No entanto, para o Direito do Trabalho, o que importa não é o nome do cargo, mas a realidade prática, denominado Princípio da Primazia da Realidade.

1. O que caracteriza o verdadeiro Cargo de Confiança?
Para que um funcionário deixe de ter direito a horas extras, a lei exige o preenchimento cumulativo de dois requisitos principais:
• Poder de Gestão Real: O trabalhador deve ser o “alter ego” do patrão.

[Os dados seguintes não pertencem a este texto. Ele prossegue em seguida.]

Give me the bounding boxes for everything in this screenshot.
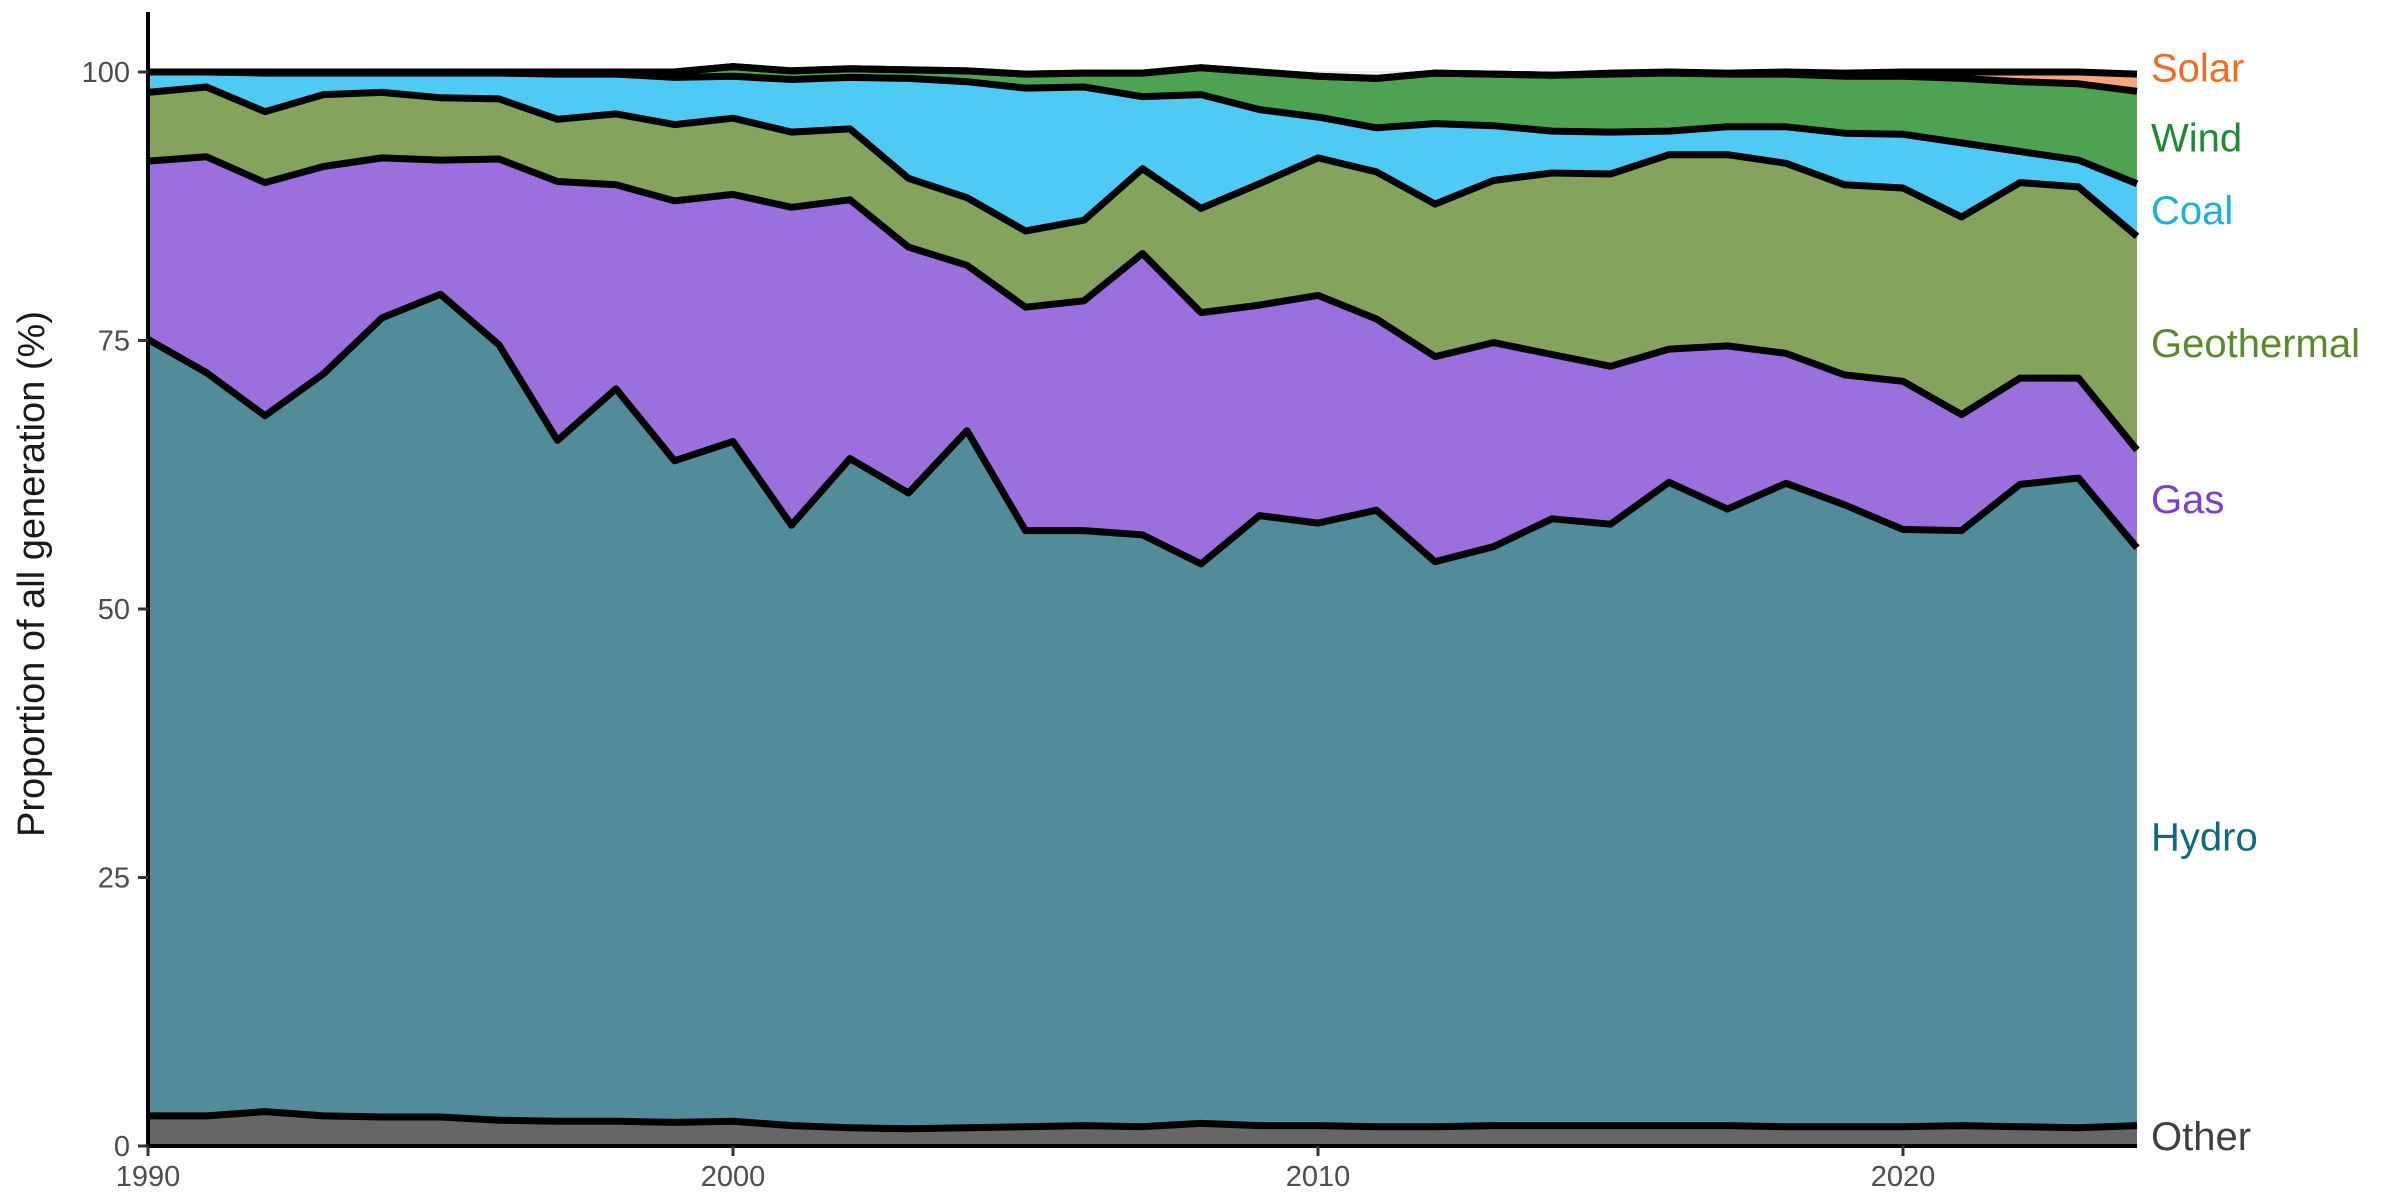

Isso significa ter autonomia para tomar decisões vitais, como admitir e demitir funcionários, aplicar suspensões, assinar documentos em nome da empresa e, principalmente, não possuir controle rigoroso de jornada, ou seja, não bater ponto.
• Padrão Salarial Diferenciado: O salário do cargo de confiança deve ser, no mínimo, 40% superior ao salário do cargo efetivo imediatamente abaixo (ou 40% de gratificação sobre o salário base), conforme prevê o parágrafo único do Art. 62 da CLT.
2. A possível “fraude” na nomenclatura
Se o funcionário possui o título de gerente, mas ainda precisa cumprir horários rígidos, não possui subordinados ou não tem autonomia para decidir sobre a rotina da equipe, ele está diante de um desvio de caracterização. Trata-se de um cargo meramente administrativo, e não de confiança.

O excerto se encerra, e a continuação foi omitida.